Rashida Jones plays Laura, an author and young mother of two who feels stuck, both professionally and personally. Her energy's constantly being drained by the responsibilities of parenthood, which fall mostly on her shoulders due to the frequent travel and late night obligations of her career-driven husband Dean (Marlon Wayans). Already concerned that her marriage's flame is fading, Laura starts to see clues that could mean Dean's having an affair with a co-worker, and so she reluctantly turns to the man who just might know a thing or two about extra-marital activities: her father Felix (Bill Murray).
It's conceptually simple and straightforward, relying on a few clichés to set up the stakes of the story, but once Felix and his womanizing wisdom enter the equation, we're launched into a strong second act that plays perfectly to Murray's film-carrying charisma. Steadfast in his belief of an insatiable hard-wiring of all men, and always up for the thrill of an adventure, Laura's father amplifies her worst suspicions and claims the only way to confirm them for sure is by tailing her husband around not only New York, but wherever the trail leads them. Laura finds a few extra puzzle pieces hinting at potential infidelity on the journey, but also learns a bit more than any woman needs to hear about the ways her playboy father sees the world, and can't help but think about the heartbreak that his behavior's caused in her own life.
Far from just a straight sleaze-ball, Felix is a complex, multidimensional character and the clear highlight of Coppola's script. She provides a sharp and insightful contrast between his interactions with the women he merely finds attractive, and the ones that he truly loves. He's painted as a caring and compassionate protector of his daughter and granddaughters, who just happens to believe in an inherent male nature that often gets in the way of that love. In light of what it would mean, Felix is perhaps a bit too giddy for the opportunity to prove his cynical worldview, but he's even more delighted just to spend time re-connecting with Laura.
And while the writing is crucial for a character like this one, it takes a true star to bring every facet of the role to life and stick the landing on screen, which is why it feels like the part was tailored to, or maybe even specifically written for, the beloved Bill Murray. He's simply a joy to watch, and this performance proves that he might be somehow getting even better with age. His effortless charm and natural screen presence command every scene, and as a viewer, you quickly realize you'd be perfectly content to just kick back and enjoy Felix's antics for hours, driving his daughter around the city, and sweet-talking his way through fun moments along the ride. But of course, the film can't revel in the pure satisfaction of the second act forever, as it has to answer its own questions eventually, and ultimately make its point.

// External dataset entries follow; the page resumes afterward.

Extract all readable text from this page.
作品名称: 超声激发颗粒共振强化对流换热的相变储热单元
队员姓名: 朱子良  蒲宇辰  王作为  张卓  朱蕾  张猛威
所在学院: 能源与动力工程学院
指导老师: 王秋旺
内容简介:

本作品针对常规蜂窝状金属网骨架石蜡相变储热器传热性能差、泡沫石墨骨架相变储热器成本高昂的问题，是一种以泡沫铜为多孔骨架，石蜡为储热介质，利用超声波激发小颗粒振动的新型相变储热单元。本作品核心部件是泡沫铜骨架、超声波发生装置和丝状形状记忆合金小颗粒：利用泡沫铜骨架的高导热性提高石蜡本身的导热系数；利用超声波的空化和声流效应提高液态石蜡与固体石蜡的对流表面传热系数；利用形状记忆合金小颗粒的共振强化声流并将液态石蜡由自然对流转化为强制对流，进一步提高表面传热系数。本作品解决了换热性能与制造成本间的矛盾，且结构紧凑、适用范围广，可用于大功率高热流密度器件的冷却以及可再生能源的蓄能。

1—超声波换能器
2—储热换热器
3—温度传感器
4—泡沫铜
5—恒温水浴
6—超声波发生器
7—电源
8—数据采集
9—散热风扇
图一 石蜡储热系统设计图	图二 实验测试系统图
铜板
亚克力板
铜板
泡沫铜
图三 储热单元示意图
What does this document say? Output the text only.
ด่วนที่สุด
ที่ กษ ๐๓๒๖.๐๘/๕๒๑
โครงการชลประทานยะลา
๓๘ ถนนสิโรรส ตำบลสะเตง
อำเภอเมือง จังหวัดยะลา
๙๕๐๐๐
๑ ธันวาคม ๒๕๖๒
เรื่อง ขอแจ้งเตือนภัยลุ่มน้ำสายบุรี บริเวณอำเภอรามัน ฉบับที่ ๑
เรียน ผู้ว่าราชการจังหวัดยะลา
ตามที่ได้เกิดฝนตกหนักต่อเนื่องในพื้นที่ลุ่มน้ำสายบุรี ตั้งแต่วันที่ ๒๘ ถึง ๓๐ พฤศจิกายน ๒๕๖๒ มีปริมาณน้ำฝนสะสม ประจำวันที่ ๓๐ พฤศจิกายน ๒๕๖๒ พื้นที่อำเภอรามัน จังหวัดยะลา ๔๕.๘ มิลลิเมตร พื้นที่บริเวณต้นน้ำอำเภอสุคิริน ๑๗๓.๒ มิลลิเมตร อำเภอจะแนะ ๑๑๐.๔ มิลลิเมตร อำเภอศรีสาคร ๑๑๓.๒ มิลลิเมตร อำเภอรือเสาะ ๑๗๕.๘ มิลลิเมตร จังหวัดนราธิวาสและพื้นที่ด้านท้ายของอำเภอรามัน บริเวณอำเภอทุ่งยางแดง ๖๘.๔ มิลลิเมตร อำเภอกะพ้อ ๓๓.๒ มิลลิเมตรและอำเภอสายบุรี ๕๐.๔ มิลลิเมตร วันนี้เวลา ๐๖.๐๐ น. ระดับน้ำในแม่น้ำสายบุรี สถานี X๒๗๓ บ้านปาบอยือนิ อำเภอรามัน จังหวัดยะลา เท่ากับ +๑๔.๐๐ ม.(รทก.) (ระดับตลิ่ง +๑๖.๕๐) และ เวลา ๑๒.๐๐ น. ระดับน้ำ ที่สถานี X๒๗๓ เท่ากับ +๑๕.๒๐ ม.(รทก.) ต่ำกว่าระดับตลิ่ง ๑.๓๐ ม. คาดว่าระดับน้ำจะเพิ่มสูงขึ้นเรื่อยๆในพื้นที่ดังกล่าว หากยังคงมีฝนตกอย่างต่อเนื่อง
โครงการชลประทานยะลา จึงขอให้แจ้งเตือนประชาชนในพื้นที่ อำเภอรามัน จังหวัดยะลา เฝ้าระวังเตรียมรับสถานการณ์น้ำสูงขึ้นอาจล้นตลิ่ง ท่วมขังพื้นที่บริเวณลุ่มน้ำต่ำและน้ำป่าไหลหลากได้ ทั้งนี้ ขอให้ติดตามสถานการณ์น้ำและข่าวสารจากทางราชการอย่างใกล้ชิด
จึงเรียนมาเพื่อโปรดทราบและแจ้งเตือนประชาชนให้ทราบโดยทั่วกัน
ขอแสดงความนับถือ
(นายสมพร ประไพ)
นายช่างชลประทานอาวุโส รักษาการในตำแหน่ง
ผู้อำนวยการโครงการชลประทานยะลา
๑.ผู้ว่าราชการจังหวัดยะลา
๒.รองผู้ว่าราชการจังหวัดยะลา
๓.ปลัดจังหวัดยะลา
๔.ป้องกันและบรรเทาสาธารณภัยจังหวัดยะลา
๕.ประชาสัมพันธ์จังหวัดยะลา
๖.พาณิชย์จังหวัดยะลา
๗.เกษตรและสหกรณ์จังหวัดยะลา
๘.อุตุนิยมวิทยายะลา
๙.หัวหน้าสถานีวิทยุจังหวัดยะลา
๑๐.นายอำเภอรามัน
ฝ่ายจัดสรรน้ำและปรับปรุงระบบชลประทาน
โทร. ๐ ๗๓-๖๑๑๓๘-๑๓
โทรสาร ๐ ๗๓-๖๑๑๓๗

Certain things bubble up to the surface that the audience will no doubt want to see the characters grapple with, but the manner in which they do is not quite effective enough to fuel a third act that lives up to what came before.
The answers offered in the end do feel like the right ones to bring the film to interesting conclusions, and they work towards a worthwhile thematic statement, but it's all just a bit too quick and tidy. The movie rushes to tie the story up in a neat and clean bow with a few scenes that feel a little too easy given the circumstances. Perhaps in the interest of keeping things light, Coppola shies away from truly wrestling with the implications of the messiness that's been unravelled, and as a result, the mixture that was so strong until that point goes a little flat.
The film isn't without its flaws, but there's more than enough here to warrant a stream: unsurprisingly assured direction, capable acting from Rashida Jones and Marlon Wayans, a few good laughs, and something valuable to say. Yet even if it had none of those things at all, the movie would still be worth watching, simply for Bill Murray alone. So be sure to see this one before the year's end, because you don't want to miss the performance that just might land the legend his first Academy Award.
On The Rocks is streaming now on Apple TV+.